When I moved to a small village, almost everything changed for the better. There was clean country air, walking trails through pine woods, quiet roads, safety, space for children to play, a river nearby, and the kind of silence that city people spend weekends searching for. It was a better place to live in almost every meaningful sense.
It was not, however, an obvious place to photograph.

Street photography requires streets, movement, chance encounters, and the cover of crowds. Here, if two people pass each other, it can feel like an event. Landscape photography asks for dramatic scenery, but the surrounding plains are modest and restrained. Wildlife, if we are being generous, consists mostly of small flocks of sheep that occasionally cross the road.

At first, I assumed there was nothing here for a camera. Still, I have always liked walking, whether for exercise or to clear the mind. So I began taking a camera with me. Not because I expected to make good photographs, but because photography can become a habit as much as a hobby. I wanted to keep the eye trained and the reflexes sharp for future trips to places more worthy of being photographed.
That was the plan, at least.

Carrying a larger camera on long walks soon lost its charm, so I drifted towards smartphones and small compact cameras. I still have a soft spot for those little digital relics. They are humble, pocketable, and strangely honest. I searched drawers at home for forgotten models, then asked relatives if they still had theirs. Most were delighted to hand over old gadgets they no longer wanted. Their clutter became my treasure.
The image quality was questionable. The batteries were unreliable. Menus felt designed by enemies of joy. None of that mattered.
The point was not photography. The point was walking.
And then, slowly, something happened. Some of the pictures began to please me. Not because they were spectacular, but because they were attentive. They contained time, weather, mood, repetition, patience. I sold heavier gear, like the magnificent M.Zuiko 25mm F1.2 PRO. Simplified what I carried, and settled into a smaller, lighter setup that I would actually bring along. The best camera, as the cliché goes, is the one you are willing to carry. In my case, the best camera was the one that did not ruin the walk.

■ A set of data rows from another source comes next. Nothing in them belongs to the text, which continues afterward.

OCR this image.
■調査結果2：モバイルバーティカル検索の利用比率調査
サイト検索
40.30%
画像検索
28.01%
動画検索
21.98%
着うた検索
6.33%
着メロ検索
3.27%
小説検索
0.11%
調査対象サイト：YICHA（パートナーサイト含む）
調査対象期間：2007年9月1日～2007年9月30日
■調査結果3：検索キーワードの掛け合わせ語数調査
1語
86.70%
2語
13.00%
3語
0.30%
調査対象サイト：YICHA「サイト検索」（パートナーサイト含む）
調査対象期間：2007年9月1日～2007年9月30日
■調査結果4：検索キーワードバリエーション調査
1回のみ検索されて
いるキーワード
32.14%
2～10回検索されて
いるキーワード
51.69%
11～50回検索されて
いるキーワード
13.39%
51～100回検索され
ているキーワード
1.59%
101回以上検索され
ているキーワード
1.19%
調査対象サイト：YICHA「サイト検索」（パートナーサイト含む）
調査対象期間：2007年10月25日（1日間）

Years passed. When you walk the same routes for long enough, you begin by photographing different subjects. Then you run out of subjects and start photographing the same ones again. Different angles, different focal lengths, different seasons, different skies. Eventually, you realise that what changes is not the place itself, but the conditions around it. Morning mist replaces summer glare. Grass grows high, then disappears. Leaves arrive, blaze briefly, then fall. Rain turns dust to shine. Light performs miracles on ordinary things.
You tell yourself that nothing changes there. Then you look back over several years and discover that everything has changed.



These Fields
The surrounding fields are transformed by the seasons more dramatically than any grand monument could be. In winter they rest. In spring they wake. In summer they harden under the sun. In autumn they seem to breathe out.

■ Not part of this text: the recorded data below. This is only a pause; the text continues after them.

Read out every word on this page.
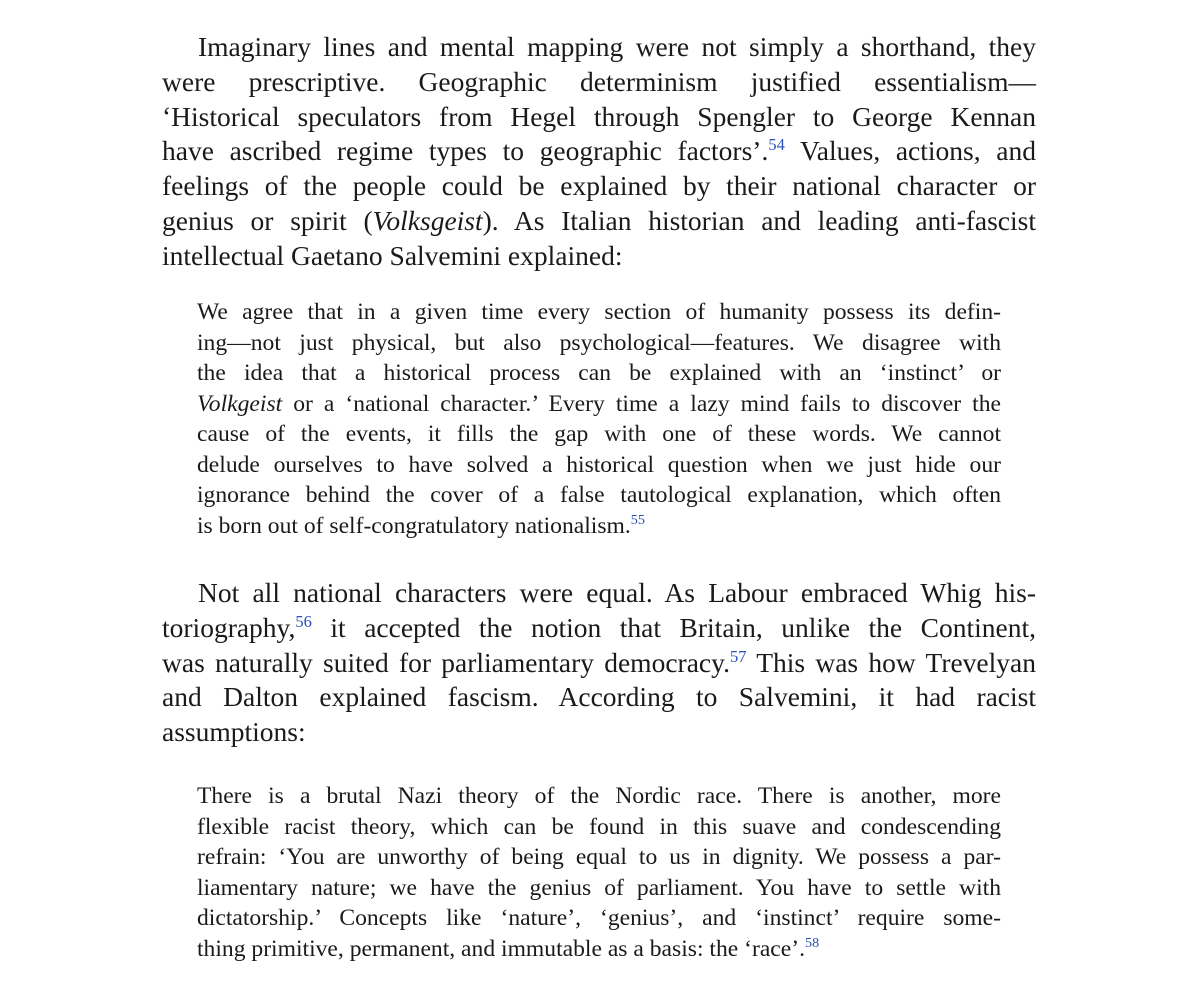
Imaginary lines and mental mapping were not simply a shorthand, they
were prescriptive. Geographic determinism justified essentialism—
‘Historical speculators from Hegel through Spengler to George Kennan
have ascribed regime types to geographic factors’.$^{54}$ Values, actions, and
feelings of the people could be explained by their national character or
genius or spirit (Volksgeist). As Italian historian and leading anti-fascist
intellectual Gaetano Salvemini explained:
We agree that in a given time every section of humanity possess its defin-
ing—not just physical, but also psychological—features. We disagree with
the idea that a historical process can be explained with an ‘instinct’ or
Volkgeist or a ‘national character.’ Every time a lazy mind fails to discover the
cause of the events, it fills the gap with one of these words. We cannot
delude ourselves to have solved a historical question when we just hide our
ignorance behind the cover of a false tautological explanation, which often
is born out of self-congratulatory nationalism.$^{55}$
Not all national characters were equal. As Labour embraced Whig his-
toriography,$^{56}$ it accepted the notion that Britain, unlike the Continent,
was naturally suited for parliamentary democracy.$^{57}$ This was how Trevelyan
and Dalton explained fascism. According to Salvemini, it had racist
assumptions:
There is a brutal Nazi theory of the Nordic race. There is another, more
flexible racist theory, which can be found in this suave and condescending
refrain: ‘You are unworthy of being equal to us in dignity. We possess a par-
liamentary nature; we have the genius of parliament. You have to settle with
dictatorship.’ Concepts like ‘nature’, ‘genius’, and ‘instinct’ require some-
thing primitive, permanent, and immutable as a basis: the ‘race’.$^{58}$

Yet fields can be difficult subjects. They offer space rather than focus, atmosphere rather than drama. There is often no obvious main subject to anchor the frame. So I learned to photograph them as surfaces, colours, layers, and distances. Sometimes a hedge or branch in the foreground is enough to give structure to openness.
These fields taught me that not every photograph needs a hero.



The Rowing Trail
People travel from across Europe to compete on the rowing course nearby. During events, it becomes busy, organised, purposeful. I tend to avoid it then.



I prefer it when the water is still and mostly ignored. Some mornings, the surface catches sunlight like metal. On others, mist hangs low and the far bank disappears. It becomes less a sporting venue and more a mood.
The place remains the same. The water never does.


This Lady and Her Dog
Street photography, in the traditional sense, is almost impossible here. On one memorable occasion I found myself in a street with only two people present: myself, and a woman walking her dog.
I took a photograph. I was immediately noticed. She looked at me with the unmistakable expression that says, “Really?” and continued on her way.


Crowded cities allow photographers to disappear into anonymity. Villages do not. In a small place, everyone is visible, including the person trying to be invisible with a camera.
Yet what amused me most came later. I saw her again months afterwards. Then years afterwards. The same woman, the same dog, the same route, seemingly the same jacket and shoes.
Nothing changes here, I thought.
Of course, that was not true. The dog grew older. So did we all.



This Tree
When the lady and her dog were absent, one subject dominated that long road: a solitary tree on the verge.